Neural crest development. Neural crest cells are induced at the border of the neural plate. On induction, premigratory neural crest must delaminate and undergo an EMT from the neuroepithelium becoming fully mesenchymal. Migratory neural crest cells then move to their final destinations where they differentiate into a variety of cell types. Our work suggests that ALK acts in the premigratory neural crest to phosphorylate GSK3 at tyrosine 279 on GSK3α and tyrosine 216 on GSK3β. This serves to activate GSK3 in the cells undergoing EMT. GSK3 is proposed to regulate a signaling cascade controlling lamellipodial dynamics at the leading edge of the migratory front. In neuroblastoma cells, ALK activation correlates with high levels of phospho-tyrosine GSK3; this may maintain the migratory and proliferative capacity of the neuroblastoma cells while preventing differentiation. ALK indicates anaplastic lymphoma kinase; EMT, epithelial-mesenchymal transition; GSK3, glycogen synthase kinase 3.

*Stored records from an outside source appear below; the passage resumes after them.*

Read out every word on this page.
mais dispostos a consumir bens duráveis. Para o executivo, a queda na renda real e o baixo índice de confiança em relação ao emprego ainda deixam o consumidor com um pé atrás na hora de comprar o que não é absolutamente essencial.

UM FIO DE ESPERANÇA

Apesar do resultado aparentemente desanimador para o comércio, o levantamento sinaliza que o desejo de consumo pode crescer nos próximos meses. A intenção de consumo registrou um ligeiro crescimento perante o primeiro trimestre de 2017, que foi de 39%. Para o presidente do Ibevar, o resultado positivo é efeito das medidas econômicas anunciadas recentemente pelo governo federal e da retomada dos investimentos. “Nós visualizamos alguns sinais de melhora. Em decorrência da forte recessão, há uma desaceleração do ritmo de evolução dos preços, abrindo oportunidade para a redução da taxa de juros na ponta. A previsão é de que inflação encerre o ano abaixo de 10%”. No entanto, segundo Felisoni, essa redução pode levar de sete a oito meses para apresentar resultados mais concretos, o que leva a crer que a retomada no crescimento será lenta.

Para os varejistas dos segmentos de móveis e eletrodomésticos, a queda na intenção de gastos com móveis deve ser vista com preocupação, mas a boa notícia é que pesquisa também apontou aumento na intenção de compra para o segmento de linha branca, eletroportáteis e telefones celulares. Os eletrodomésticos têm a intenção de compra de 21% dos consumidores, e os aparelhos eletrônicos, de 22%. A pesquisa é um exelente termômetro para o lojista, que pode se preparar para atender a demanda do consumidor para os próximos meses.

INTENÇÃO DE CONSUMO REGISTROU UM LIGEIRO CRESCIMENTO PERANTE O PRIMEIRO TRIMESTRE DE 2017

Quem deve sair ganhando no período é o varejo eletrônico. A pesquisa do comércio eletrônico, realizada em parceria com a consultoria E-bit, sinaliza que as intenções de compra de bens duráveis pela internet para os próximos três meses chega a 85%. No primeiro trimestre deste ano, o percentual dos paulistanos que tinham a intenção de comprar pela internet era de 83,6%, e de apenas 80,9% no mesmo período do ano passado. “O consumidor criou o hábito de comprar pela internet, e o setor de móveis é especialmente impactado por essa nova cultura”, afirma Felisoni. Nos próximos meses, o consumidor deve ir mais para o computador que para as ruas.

ALK Regulates GSK3 in Migratory Neural Crest, but Not During Neural Crest Induction

By using primary neural crest explants, we were able to assess the effect of ALK and GSK3 inhibition on the following populations: neural plate cells, newly induced premigratory (epithelial) cells, and migratory (mesenchymal) cells. In these assays, we found that inhibition of GSK3 led to an increase in the area occupied by the premigratory population and a decrease in the migratory populations. However, ALK inhibition only significantly affected the migratory population. This suggests that while ALK regulates GSK3 activity in the migratory population, GSK3 has an independent function in the premigratory neural crest. This premigratory function is most likely related to the role of GSK3 in Wnt signaling, as others have shown that GSK3 inhibition upregulates β-catenin activity leading to an expansion of neural crest induction,[16,17] while subsequent down-regulation of Wnt is necessary for neural crest migration.[18,19]

All together, our work identifies a new role for ALK-dependent regulation of GSK3 during normal and pathological development of the neural crest. Further studies should focus on the contextual regulation of these 2 important kinases and the potential for GSK3 inhibition in the treatment of neuroblastoma.